Engineering PHL7 for Improved Poly(ethylene Terephthalate) Depolymerization via Rational Design and Directed Evolution

Enzymatic depolymerization of poly(ethylene terephthalate) (PET) has emerged as a promising recycling approach for polyester recycling, and to date, many natural and engineered PET hydrolase enzymes have been reported. For industrial use, PET hydrolases must exhibit superior activity and thermostability in reactions with PET. Here, we engineered a natural, highly active PET hydrolase, Polyester Hydrolase Leipzig #7 (PHL7), through rational design and directed evolution using a previously reported high-throughput screening platform. Four new enzyme constructs were engineered with enhanced properties, including higher initial catalytic rates, higher total hydrolysis extents over time, better pH tolerance, and higher protein expression/solubility levels, compared to the parent enzyme, wildtype PHL7 (PHL7-WT), and other benchmark PET hydrolases, such as LCC-ICCG and PHL7-L93F/Q95Y, under tested conditions. In pH-controlled bioreactors, under different substrate loadings, the best engineered enzyme, PHL7-Jemez exhibited significantly improved ability to depolymerize amorphous PET film coupon substrate (~9.4% crystallinity) compared to PHL7-WT. In particular, comparing to PHL7-WT, PHL7-Jemez exhibited 86% higher hydrolysis at 24 h and 37% higher hydrolysis at 48 h, at 2.9% substrate loading.
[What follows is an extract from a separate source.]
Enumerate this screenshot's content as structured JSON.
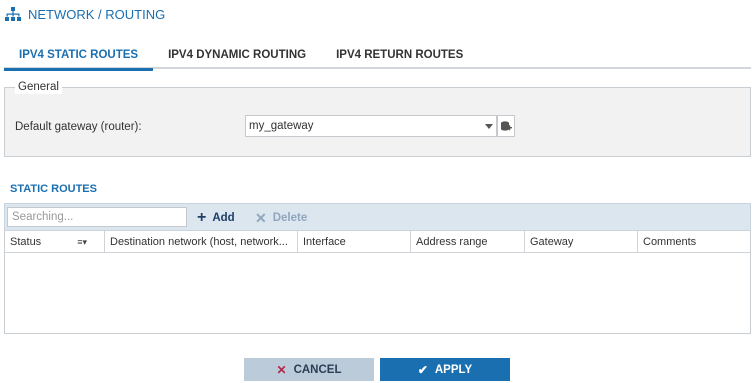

At 20% substrate loadings, PHL7-Jemez exhibited 383% higher hydrolysis at 24 h and 268% higher hydrolysis at 48 h comparing to PHL7-WT, respectively. This study develops several state-of-the-art PET hydrolases as candidates for evolution toward other engineering goals such as engineering new PET hydrolases at acidic pHs and low buffer concentration conditions and demonstrates a directed evolution platform to discover high-performance PET hydrolases, which can accelerate enzyme discovery, toward improved biocatalytic recycling.